En feuilletant un jour de vieux journaux, John apprend qu'Alexandre, un ancien camarade de lycée, est accusé du meurtre d'un jeune homme, un voisin, tué lors d'une bagarre qui a mal tourné. Or à l'adolescence, Alexandre était tout ce que John n'était pas : à l'aise, cultivé, charmeur. Son éclatante popularité et son intelligence faisaient de l'ombre à John. "J'avais de plus en plus de mal à exister en sa présence. […] Je me sentais en danger." Mais c'était aussi une sorte de modèle, auquel John a tenté de ressembler.
Après avoir hésité quelque peu, John prend contact avec Nadia, l'épouse d'Alexandre. "Je suis touché par son histoire. J'ai envie de prendre soin d'elle." Toute à sa détresse d'avoir un mari en détention préventive et de devoir gérer une situation délicate avec deux enfants en bas âge, Nadia accepte de le rencontrer. Une histoire passionnelle naît bientôt entre eux, qui bouleverse la vie et les projets de John.
On ne lâche pas John
La montagne, la complicité avec les animaux, la vie au rythme des saisons, les tiraillements du monde rural (la cohabitation avec les loups comme avec les chasseurs) : c'est dans la veine du nature writing que se déploie La Foudre, le septième roman de Pierric Bailly (Champagnole, 1982). Mais l'écrivain français y ajoute une tension qui naît de la proximité qu'il crée entre son personnage principal et le lecteur, autant que de son écriture d'une fluidité et d'une simplicité qui cachent une belle maîtrise. Résultat : on ne lâche pas John, et on poursuit la lecture, encore et encore.
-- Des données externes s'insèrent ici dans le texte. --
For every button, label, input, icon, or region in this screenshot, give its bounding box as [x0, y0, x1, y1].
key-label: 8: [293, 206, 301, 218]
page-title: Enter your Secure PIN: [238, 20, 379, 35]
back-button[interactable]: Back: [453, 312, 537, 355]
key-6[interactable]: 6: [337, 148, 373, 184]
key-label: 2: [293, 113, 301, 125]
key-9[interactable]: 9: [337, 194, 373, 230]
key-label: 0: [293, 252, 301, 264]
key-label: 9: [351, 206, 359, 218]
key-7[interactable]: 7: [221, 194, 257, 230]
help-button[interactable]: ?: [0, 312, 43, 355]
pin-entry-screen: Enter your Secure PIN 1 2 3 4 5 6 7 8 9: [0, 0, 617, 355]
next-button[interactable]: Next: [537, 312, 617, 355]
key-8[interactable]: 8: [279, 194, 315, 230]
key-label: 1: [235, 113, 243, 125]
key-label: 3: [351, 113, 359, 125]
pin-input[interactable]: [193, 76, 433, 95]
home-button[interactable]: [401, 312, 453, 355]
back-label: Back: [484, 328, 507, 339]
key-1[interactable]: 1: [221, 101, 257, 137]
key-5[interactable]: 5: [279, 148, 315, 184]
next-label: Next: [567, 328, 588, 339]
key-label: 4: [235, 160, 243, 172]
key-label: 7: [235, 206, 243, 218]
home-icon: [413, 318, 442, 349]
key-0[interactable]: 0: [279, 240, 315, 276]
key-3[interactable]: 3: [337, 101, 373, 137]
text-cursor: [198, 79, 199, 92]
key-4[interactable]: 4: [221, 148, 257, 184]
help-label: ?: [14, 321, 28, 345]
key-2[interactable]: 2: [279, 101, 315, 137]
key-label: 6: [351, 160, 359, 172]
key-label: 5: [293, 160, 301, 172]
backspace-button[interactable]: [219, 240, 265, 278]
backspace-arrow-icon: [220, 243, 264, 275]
Dépendant des décisions des autres plus que de sa volonté propre, John chancelle et nous émeut. Que ce soit dans l'ombre d'Alexandre ou en pâmoison devant Nadia, il est celui qui ne récolte que les miettes. C'est avec une fine sensibilité que l'auteur du Roman de Jim nous décrit ses espoirs, ses déceptions, ses renoncements. Cette vie en pointillé, insatisfaisante, est pourtant la seule qu'il ait. Aussi donne-t-il le change, clame son enthousiasme pour mieux dissimuler son désarroi, rêve que les autres voient en lui "un mec sans souci, sans contrariété. Un mec à l'esprit léger. Un mec qui ne rumine pas, qui n'en veut à personne". Une vie humble et effacée que Pierric Bailly magnifie dans ce page-turner intimiste à l'atmosphère des plus singulières.
--> La Foudre | Roman | Pierric Bailly, P.O.L, 458 pp., 24 €, numérique 17 €
EXTRAIT
“Je calfeutre, je badigeonne, j’enduis, je maquille, je me maquille, je me poudre, en espérant me réveiller un jour en collant à l’image que les autres se font de moi.”